The border town of McAllen, Texas is one the poorest towns in America, in fact according to the US Census Bureau, the palm enriched enclave of Hidalgo County has a 34% poverty rate among its residents, and yet within this Lone-Star town only a mere 8-miles from the Mexican border, the annual retail sales for luxury items is over $3 billion dollars a year. Let those two incompatible numbers sink in for a moment, and impoverished border town with a record number of poor residents, boasts dozens of plush jewelry stores and fashionable boutiques, including a new Maserati dealership, a polo club, and a number of upscale shopping malls, the ones you might find on Rodeo Drive in Beverly Hills, California.

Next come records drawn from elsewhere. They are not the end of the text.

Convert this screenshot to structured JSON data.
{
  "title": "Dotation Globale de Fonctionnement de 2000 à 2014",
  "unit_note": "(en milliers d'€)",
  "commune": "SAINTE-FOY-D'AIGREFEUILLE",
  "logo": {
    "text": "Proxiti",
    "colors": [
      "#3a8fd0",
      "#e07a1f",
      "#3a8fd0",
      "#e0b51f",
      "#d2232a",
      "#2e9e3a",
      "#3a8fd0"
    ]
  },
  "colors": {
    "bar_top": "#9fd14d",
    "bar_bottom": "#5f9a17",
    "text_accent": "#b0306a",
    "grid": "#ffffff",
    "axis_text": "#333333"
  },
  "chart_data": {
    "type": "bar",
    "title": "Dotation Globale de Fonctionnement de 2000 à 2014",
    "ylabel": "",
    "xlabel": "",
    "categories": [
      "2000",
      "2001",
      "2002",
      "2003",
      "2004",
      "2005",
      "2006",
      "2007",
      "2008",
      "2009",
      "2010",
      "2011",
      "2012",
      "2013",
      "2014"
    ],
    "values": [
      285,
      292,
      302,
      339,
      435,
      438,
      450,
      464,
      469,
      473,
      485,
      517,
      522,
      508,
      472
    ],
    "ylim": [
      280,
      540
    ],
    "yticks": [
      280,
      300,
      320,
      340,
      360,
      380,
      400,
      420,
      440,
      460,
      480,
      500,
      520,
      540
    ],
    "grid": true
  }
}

Logic would suggest something doesn’t make sense, or does it?
Illegal immigration and drug trafficking in this little stretch of Texas real-estate just across the border from Mexico, has become a boomtown for human smugglers and drug cartels, easily laundering their illicit cash bounty, in exchange for luxury goods, such as Rolex’s and imported African diamonds, with many high-end jewelry stores looking the other way, thus becoming a vital part of the revenue stream within the illicit business of illegal immigration including the drug trade.
“It’s all about smuggling here,” said a federal law-enforcement source. “Whether it’s drugs, or people smuggling, the cartels are laundering their cash right here.”
However in order for human smugglers and the drug cartels to flourish on our side of the border, criminals need to pay off the local politicians and law enforcement. One such individual was a former Democratic county sheriff named Guadalupe “Lupe” Trevino, a charismatic character and one of the most influential and powerful lawmen within the state.
Trevino was finally brought to justice in 2014, accused and convicted of laundering drug money for the Mexican cartels. In one such transaction he took $120,000 from convicted kingpin Tomas “El Gallo” Gonzalez. Some of that cash went to his re-election campaign, prosecutors said.
In another incident Trevino allowed the owner of a trucking business who regularly traveled across the border using his business as a front to easily transport drugs without being detected. Trevino was finally caught and sentenced to just five years in federal prison and released in January.
Trevino including the entire squad under his command at the time of his arrest, had links to the Gulf Cartel, which is said to be one of the oldest criminal syndicates in Mexico, known by its Spanish-language acronym, CDG.
The cartels have also expanded their criminal empire to include the extremely lucrative business of human trafficking, forcing migrants who wish to come to America to pay thousands of dollars hoping to be smuggled across the Rio Grande Valley into the United States, and into nearby border towns like McAllen.
Rodolfo Karisch, chief patrol agent for the Rio Grande Valley Section of US Border Patrol, said in testimony to the Senate last week, “The current migration patterns have reaped huge profits for the transnational criminal organizations that use smuggling as a cash flow source.”
Once the migrants make it across the border, they’re hidden in stash houses within the border towns and forcibly detained for weeks until the smugglers can extort even more money from family members in the United Sates, threatening to either use the migrant as drug mules or if it’s a female threaten to exploit her as a sex slave, if they do not pay.
The stash houses are usually nondescript large homes nestled within middle-class neighborhoods, the smugglers usually pay cash upfront to rent the homes for up to 6-months, with a little extra cash up front to the rental agents, to simply look the other way. The homes can hold dozens of migrants indefinitely.
Typically, local teenagers are used to deliver the migrants to the stash houses earning between $250 and $300 in cash per migrant.